Congressional candidate and Los Angeles City Councilwoman Janice Hahn on Monday released a "green" jobs plan, while her chief rival, California Secretary of State Debra Bowen, touted a poll that claimed the race for a South Bay U.S. House seat is a dead heat with under a month to go.
Hahn said her plan, viewable here, would create 25,000 new jobs by leveraging federal funding, streamlining regulations and investing in clean energy, among other measures.
Hahn, a Democrat, has been crisscrossing the 36th Congressional District as the May 17 special election approaches, even showing up on the public officials' stage at events like the dedication of the Wyland Whaling Wall on the Redondo Beach waterfront.
All-in-all, Hahn is looking - or trying to look - less like an L.A. city councilwoman from San Pedro and more like the congresswoman she hopes to be.
To get there, she'll have to beat 15 other candidates, including Bowen, a Democrat who lives in Marina del Rey and represented much of the South Bay in the state Legislature for 14 years.
On Monday, the Bowen campaign shared results from a poll it commissioned through Washington-based Feldman Group that showed Bowen and Hahn tied at 20 percent each. The poll of 451 registered, likely 36th District voters between April 4-7 had a margin of error of 4.9 percent.
Coming in behind the pair was Redondo Beach Mayor Mike Gin, a Republican, who had eight percent of those polled. Six percent of respondents chose Democrat Marcy Winograd of Santa Monica. Winograd got 41 percent of the vote in last June's primary against former Rep. Jane Harman (D-Venice), who resigned in February to lead a Washington think tank.
In a run-off matchup, the poll showed Bowen with a four percent lead over Hahn, 40 percent to 36 percent, with 16 percent undecided.
Hahn and Bowen are outstripping their competitors when it comes to campaign contributions in the short election season, according to the first reports filed with the Federal Election Commission.
Unless one candidate gets more than 50 percent in next month's primary, the race will go to a July 12 run-off between the top two vote getters regardless of party.

As a supporter of Marcy Winograd, I have contacted her former supporters to determine whether they still plan to vote for her. 9 out of the ll former supporters in my own precinct in the south end of Torrance still support her; that's about 80%. One voter is now choosing Hahn and the other possibly Bowen, though her spouse is staying with Winograd.
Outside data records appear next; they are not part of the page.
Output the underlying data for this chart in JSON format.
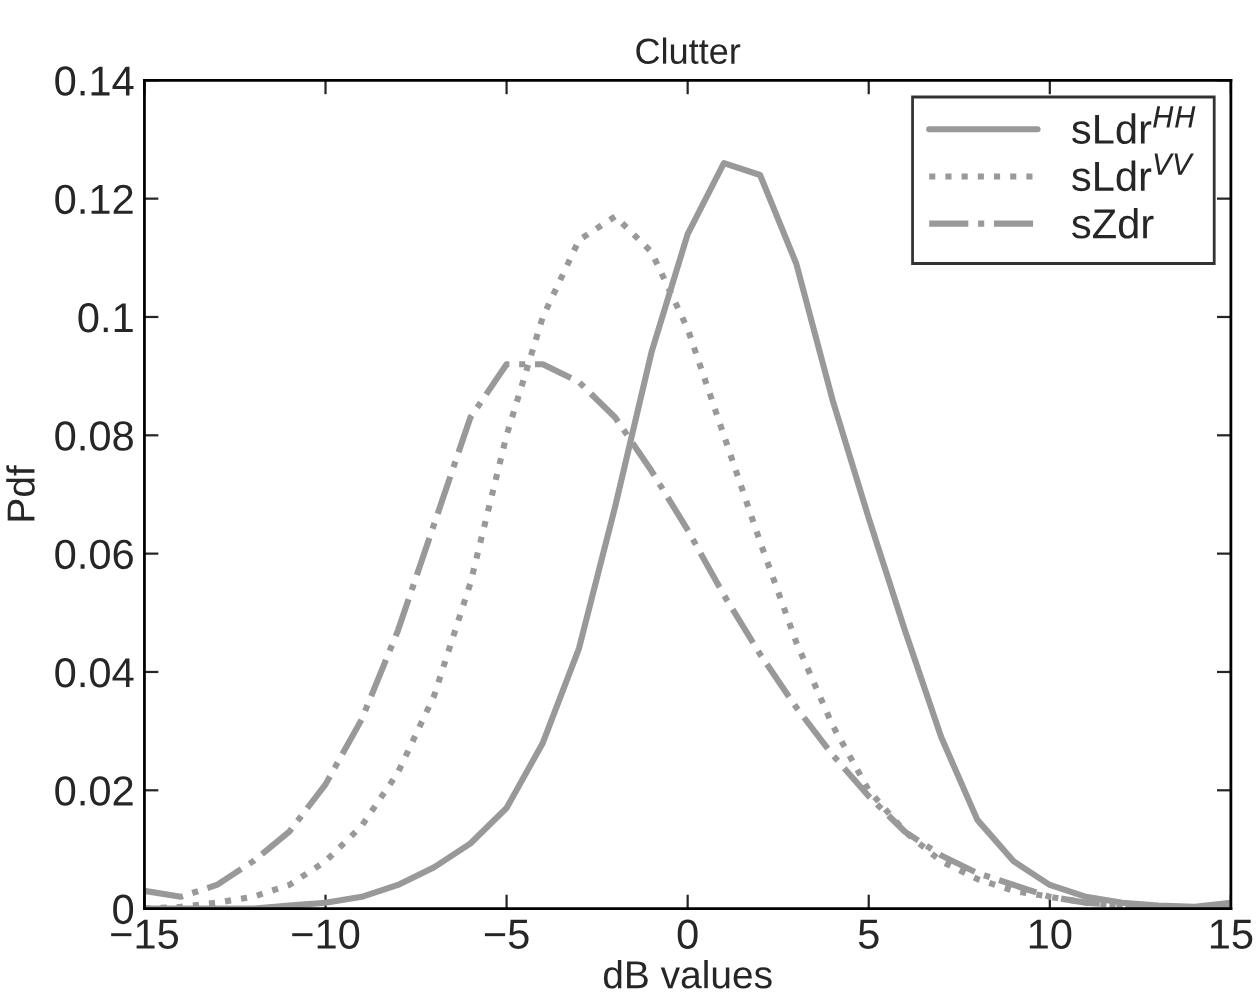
{
  "chart_data": {
    "type": "line",
    "title": "Clutter",
    "xlabel": "dB values",
    "ylabel": "Pdf",
    "x": [
      -15,
      -14,
      -13,
      -12,
      -11,
      -10,
      -9,
      -8,
      -7,
      -6,
      -5,
      -4,
      -3,
      -2,
      -1,
      0,
      1,
      2,
      3,
      4,
      5,
      6,
      7,
      8,
      9,
      10,
      11,
      12,
      13,
      14,
      15
    ],
    "series": [
      {
        "name": "sLdr$^{HH}$",
        "color": "#999999",
        "line_style": "solid",
        "values": [
          0,
          0,
          0,
          0,
          0.0005,
          0.001,
          0.002,
          0.004,
          0.007,
          0.011,
          0.017,
          0.028,
          0.044,
          0.068,
          0.094,
          0.114,
          0.126,
          0.124,
          0.109,
          0.086,
          0.066,
          0.047,
          0.029,
          0.015,
          0.008,
          0.004,
          0.002,
          0.001,
          0.0005,
          0.0003,
          0.001
        ]
      },
      {
        "name": "sLdr$^{VV}$",
        "color": "#999999",
        "line_style": "dotted",
        "values": [
          0,
          0.0003,
          0.001,
          0.002,
          0.004,
          0.008,
          0.014,
          0.023,
          0.036,
          0.055,
          0.08,
          0.1,
          0.113,
          0.117,
          0.111,
          0.098,
          0.08,
          0.062,
          0.045,
          0.031,
          0.02,
          0.013,
          0.008,
          0.005,
          0.003,
          0.002,
          0.001,
          0.0005,
          0,
          0,
          0
        ]
      },
      {
        "name": "sZdr",
        "color": "#999999",
        "line_style": "dashdot",
        "values": [
          0.003,
          0.002,
          0.004,
          0.008,
          0.013,
          0.021,
          0.032,
          0.047,
          0.065,
          0.083,
          0.092,
          0.092,
          0.089,
          0.083,
          0.074,
          0.064,
          0.053,
          0.043,
          0.034,
          0.026,
          0.019,
          0.013,
          0.009,
          0.006,
          0.004,
          0.002,
          0.001,
          0.0005,
          0.0002,
          0.0001,
          0
        ]
      }
    ],
    "xlim": [
      -15,
      15
    ],
    "xticks": [
      {
        "value": -15,
        "label": "−15"
      },
      {
        "value": -10,
        "label": "−10"
      },
      {
        "value": -5,
        "label": "−5"
      },
      0,
      5,
      10,
      15
    ],
    "ylim": [
      0,
      0.14
    ],
    "yticks": [
      0,
      0.02,
      0.04,
      0.06,
      0.08,
      0.1,
      0.12,
      0.14
    ],
    "grid": false,
    "legend": "top right",
    "marker": "none"
  }
}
If 41% of Democrats chose Winograd last time and 80% of them stayed with her, then one might expect at least 30% for Winograd this time, so I question how people sampled in the referenced poll http://bit.ly/fKOwXk poll were chosen.
Hahn is a latecomer to the green jobs issue, whereas Winograd has been researching this for several years: http://www.huffingtonpost.com/marcy-winograd/we-need-a-green-new-deal_b_374099.html This is not an easy problem, and Hahn does not seem to be specific about the numbers of jobs, the cost, and the duration. She could be advocating spending $2 billion or $1 trillion. The two estimates differ by a factor of 500. Furthermore, you have the ambiguity of duration: 25,000 jobs in one year, or in a decade or what? Based on the authors cited by Winograd above, you have to spend $88,000 per green job /year. So 25,000 jobs requires $2.2 billion. Now, California has about one tenth (0.1) of the US population, so if those 25,000 jobs were all in California, she advocates dedicating about $22 billion for the whole nation. If she means the 25,000 jobs were all in the 36th CD, we have a different total expenditure required. Based on the ratio of the US population to the population of the 36th CD, if you were a Congressperson that fairly represented the entire US, to create 25,000 green jobs in the 36th CD, you would have to advocate the nation spend $1 trillion. Sorry, but if the US spends $170 billion a year that is dreaming. $1 trillion is absurd.